Cade glanced around her. She was trying to combine taking advantage of Paris and combing through the reports on Devon Candy her father wanted her to look at by taking her laptop out to the Seine. The widespread availability of Wi-Fi meant she kept getting distracted by blog posts, though. And her fingers kept stiffening up. It was a little chilly.
From where she sat on cold concrete above the brown water, the flying buttresses of Notre-Dame soared up above her to her left, and bridges arched over the river to either side. “La Vie en Rose” crackled through poor speakers every time an excursion boat sparsely populated with tourists passed. Yellow-brown and burnt-sienna leaves swirled around her feet when a breeze blew, fallen from the plane trees that lined the upper and lower quays. Late autumn in Paris wasn’t a brilliant last burst of color. Plane trees, so beautiful in the summer, didn’t go out with a bang but, rather, leeched themselves into a gray-yellow-brown and dropped their leaves reluctantly. Paris retreated from the
joie de vivre
of summer into wistfulness, a cold chill, and longing.
“I can’t find his recipes, Grandpa!”
“If he’s smart, he locks them up at night. How are your safecracking skills?”
“A safe? That’d be kind of paranoid,” she said severely.

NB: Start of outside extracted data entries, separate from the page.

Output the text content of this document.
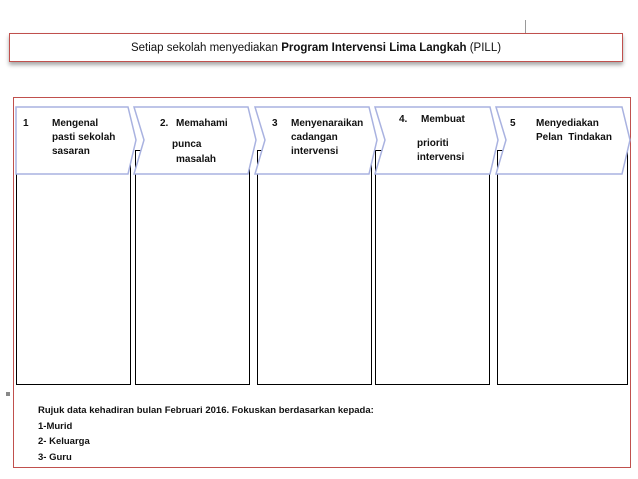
Setiap sekolah menyediakan Program Intervensi Lima Langkah (PILL)
1 Mengenal
pasti sekolah
sasaran
2. Memahami
punca
masalah
3 Menyenaraikan
cadangan
intervensi
4. Membuat
prioriti
intervensi
5 Menyediakan
Pelan  Tindakan
Rujuk data kehadiran bulan Februari 2016. Fokuskan berdasarkan kepada:
1-Murid
2- Keluarga
3- Guru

“Maybe,” he said. “I mean, ours are in a safe within a safe within a safe and written in code, but our chocolate is
important
. People use it to get by every day. His stuff is just luxurious fluff for people who already have everything else money can buy. Tell me something, though. Have you seen any signs he’s experimented with spinach? Or kale. It’s packed with nutrition, kale.”
“Toute seule, chérie?”
a male voice asked, and Cade turned from the Seine-backdropped laptop to stare at him blankly.